What I almost achieved or technically did achieve
- Number 14 “Step out of your comfort zone” - I’m hoping to do this soon by appearing on the Let’s Talk About Tests, Baby! Podcast! I hate listening to myself so definitely not comfortable with it, but looking forward to giving it a good go anyway! I think I might enjoy it though!
- Number 19 “Find and use a new tool” - I think I technically achieved this with the colour blindness tool, but I wanted to really use this challenge to get my teeth into one of the many tools I keep seeing mentioned from time to time around the testing community.
- Number 21 “Pair test with someone” I probably achieved as well because in my current role I try to do this as much as possible anyway. I did pair test with a developer last week in fact.
- Number 26 “Invite a non-tester to a testing event” I regularly keep plugging TestBash at every meetup I attend so I’ve invited a lot of them technically!
No more excuses, here’s some I can at least achieve right here
- Number 17 “Find and share a quote that inspires you” - “At the simplest level, people are doing testing all the time. You often run and analyze tests without even knowing it.” - Gerald Weinberg Perfect Software and other illusions about testing, 2008.
- Number 22 “Share your favourite testing tool” - well the tool I use the most is a pen and notepad, but my favourite testing tool is probably the programming language Python. I write a lot of tools for my own testing with it and I love how versatile it is thanks to its popularity. I don’t think I like any tools that describe themselves as testing tools, I’ve not used one that I’ve liked - for example TestLink or DevTrack.

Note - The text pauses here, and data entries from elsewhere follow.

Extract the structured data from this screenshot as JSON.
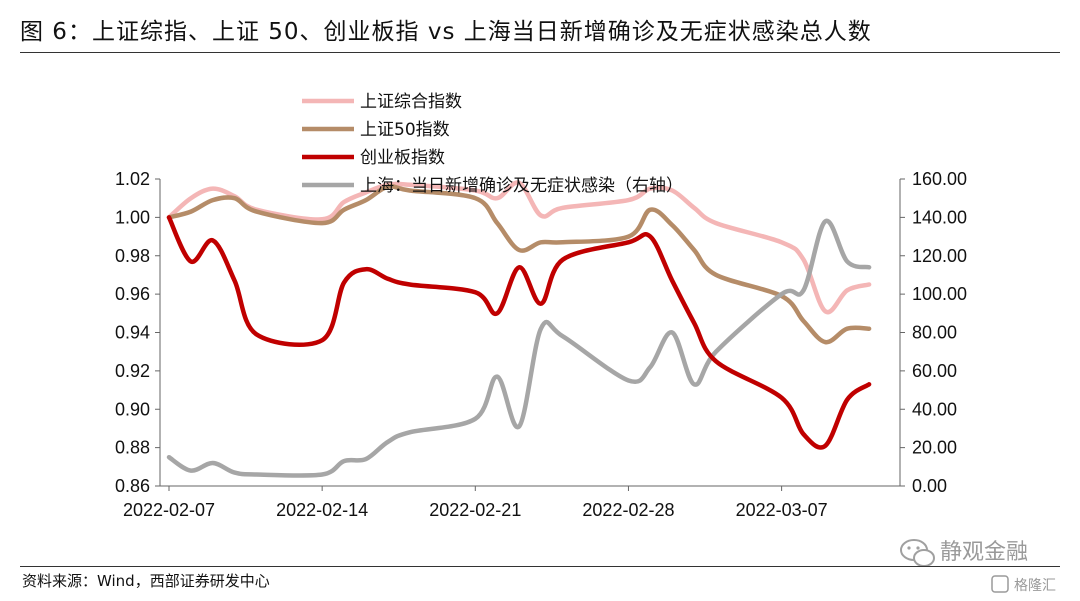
{
  "figure": {
    "title": "图 6：上证综指、上证 50、创业板指 vs 上海当日新增确诊及无症状感染总人数",
    "source": "资料来源：Wind，西部证券研发中心",
    "watermark_main": "静观金融",
    "watermark_corner": "格隆汇"
  },
  "chart_data": {
    "type": "line",
    "x_ticks": [
      "2022-02-07",
      "2022-02-14",
      "2022-02-21",
      "2022-02-28",
      "2022-03-07"
    ],
    "left_axis": {
      "range": [
        0.86,
        1.02
      ],
      "ticks": [
        "0.86",
        "0.88",
        "0.90",
        "0.92",
        "0.94",
        "0.96",
        "0.98",
        "1.00",
        "1.02"
      ]
    },
    "right_axis": {
      "range": [
        0,
        160
      ],
      "ticks": [
        "0.00",
        "20.00",
        "40.00",
        "60.00",
        "80.00",
        "100.00",
        "120.00",
        "140.00",
        "160.00"
      ]
    },
    "legend_position": "top-center",
    "series": [
      {
        "name": "上证综合指数",
        "axis": "left",
        "color": "#f4b6b6",
        "x": [
          "2022-02-07",
          "2022-02-08",
          "2022-02-09",
          "2022-02-10",
          "2022-02-11",
          "2022-02-14",
          "2022-02-15",
          "2022-02-16",
          "2022-02-17",
          "2022-02-18",
          "2022-02-21",
          "2022-02-22",
          "2022-02-23",
          "2022-02-24",
          "2022-02-25",
          "2022-02-28",
          "2022-03-01",
          "2022-03-02",
          "2022-03-03",
          "2022-03-04",
          "2022-03-07",
          "2022-03-08",
          "2022-03-09",
          "2022-03-10",
          "2022-03-11"
        ],
        "y": [
          1.0,
          1.01,
          1.015,
          1.011,
          1.004,
          0.999,
          1.008,
          1.013,
          1.017,
          1.017,
          1.014,
          1.01,
          1.018,
          1.001,
          1.005,
          1.009,
          1.015,
          1.014,
          1.005,
          0.997,
          0.987,
          0.978,
          0.951,
          0.962,
          0.965
        ]
      },
      {
        "name": "上证50指数",
        "axis": "left",
        "color": "#b58c68",
        "x": [
          "2022-02-07",
          "2022-02-08",
          "2022-02-09",
          "2022-02-10",
          "2022-02-11",
          "2022-02-14",
          "2022-02-15",
          "2022-02-16",
          "2022-02-17",
          "2022-02-18",
          "2022-02-21",
          "2022-02-22",
          "2022-02-23",
          "2022-02-24",
          "2022-02-25",
          "2022-02-28",
          "2022-03-01",
          "2022-03-02",
          "2022-03-03",
          "2022-03-04",
          "2022-03-07",
          "2022-03-08",
          "2022-03-09",
          "2022-03-10",
          "2022-03-11"
        ],
        "y": [
          1.0,
          1.003,
          1.009,
          1.01,
          1.003,
          0.997,
          1.004,
          1.009,
          1.016,
          1.014,
          1.01,
          0.997,
          0.983,
          0.987,
          0.987,
          0.99,
          1.004,
          0.996,
          0.983,
          0.97,
          0.959,
          0.946,
          0.935,
          0.942,
          0.942
        ]
      },
      {
        "name": "创业板指数",
        "axis": "left",
        "color": "#c00000",
        "x": [
          "2022-02-07",
          "2022-02-08",
          "2022-02-09",
          "2022-02-10",
          "2022-02-11",
          "2022-02-14",
          "2022-02-15",
          "2022-02-16",
          "2022-02-17",
          "2022-02-18",
          "2022-02-21",
          "2022-02-22",
          "2022-02-23",
          "2022-02-24",
          "2022-02-25",
          "2022-02-28",
          "2022-03-01",
          "2022-03-02",
          "2022-03-03",
          "2022-03-04",
          "2022-03-07",
          "2022-03-08",
          "2022-03-09",
          "2022-03-10",
          "2022-03-11"
        ],
        "y": [
          1.0,
          0.977,
          0.988,
          0.967,
          0.939,
          0.936,
          0.966,
          0.973,
          0.968,
          0.965,
          0.961,
          0.95,
          0.974,
          0.955,
          0.978,
          0.987,
          0.99,
          0.967,
          0.945,
          0.925,
          0.906,
          0.887,
          0.881,
          0.905,
          0.913
        ]
      },
      {
        "name": "上海：当日新增确诊及无症状感染（右轴）",
        "axis": "right",
        "color": "#a6a6a6",
        "x": [
          "2022-02-07",
          "2022-02-08",
          "2022-02-09",
          "2022-02-10",
          "2022-02-11",
          "2022-02-14",
          "2022-02-15",
          "2022-02-16",
          "2022-02-17",
          "2022-02-18",
          "2022-02-21",
          "2022-02-22",
          "2022-02-23",
          "2022-02-24",
          "2022-02-25",
          "2022-02-28",
          "2022-03-01",
          "2022-03-02",
          "2022-03-03",
          "2022-03-04",
          "2022-03-07",
          "2022-03-08",
          "2022-03-09",
          "2022-03-10",
          "2022-03-11"
        ],
        "y": [
          15,
          8,
          12,
          7,
          6,
          6,
          13,
          14,
          23,
          28,
          35,
          57,
          31,
          82,
          78,
          55,
          62,
          80,
          53,
          70,
          100,
          102,
          138,
          117,
          114
        ]
      }
    ]
  }
}
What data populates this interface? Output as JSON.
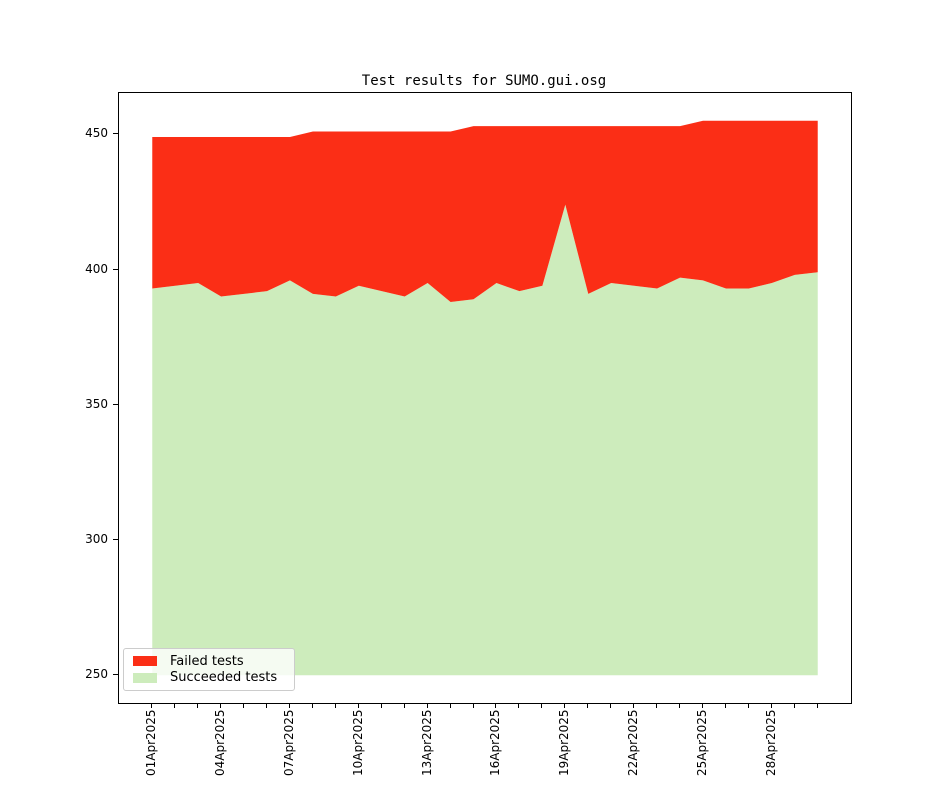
{
  "chart_data": {
    "type": "area",
    "stacked": true,
    "title": "Test results for SUMO.gui.osg",
    "legend_position": "lower left",
    "grid": false,
    "baseline": 250,
    "yticks": [
      250,
      300,
      350,
      400,
      450
    ],
    "ylim": [
      239.75,
      465.25
    ],
    "num_days": 30,
    "x_label_interval": 3,
    "x_tick_labels": [
      "01Apr2025",
      "04Apr2025",
      "07Apr2025",
      "10Apr2025",
      "13Apr2025",
      "16Apr2025",
      "19Apr2025",
      "22Apr2025",
      "25Apr2025",
      "28Apr2025"
    ],
    "series": [
      {
        "name": "Failed tests",
        "color": "#fb2e16"
      },
      {
        "name": "Succeeded tests",
        "color": "#cdecbc"
      }
    ],
    "succeeded": [
      393,
      394,
      395,
      390,
      391,
      392,
      396,
      391,
      390,
      394,
      392,
      390,
      395,
      388,
      389,
      395,
      392,
      394,
      424,
      391,
      395,
      394,
      393,
      397,
      396,
      393,
      393,
      395,
      398,
      399
    ],
    "total": [
      449,
      449,
      449,
      449,
      449,
      449,
      449,
      451,
      451,
      451,
      451,
      451,
      451,
      451,
      453,
      453,
      453,
      453,
      453,
      453,
      453,
      453,
      453,
      453,
      455,
      455,
      455,
      455,
      455,
      455
    ]
  }
}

- Number 27 - “Say something nice about the thing you just tested”. Ok so I’ve recently been testing a particular new application at work and I love how easy it is to test it in isolation. It’s a service that consumes messages from other applications so its reliant on these messages in order to test its logic. However, the developers helpfully included some API endpoints to simulate the messages so where necessary it was possible to test the logic of the service in isolation quite easily. It has meant we can test some things a little earlier and quicker than waiting for a fully integrated environment (although obviously we still need to test that too).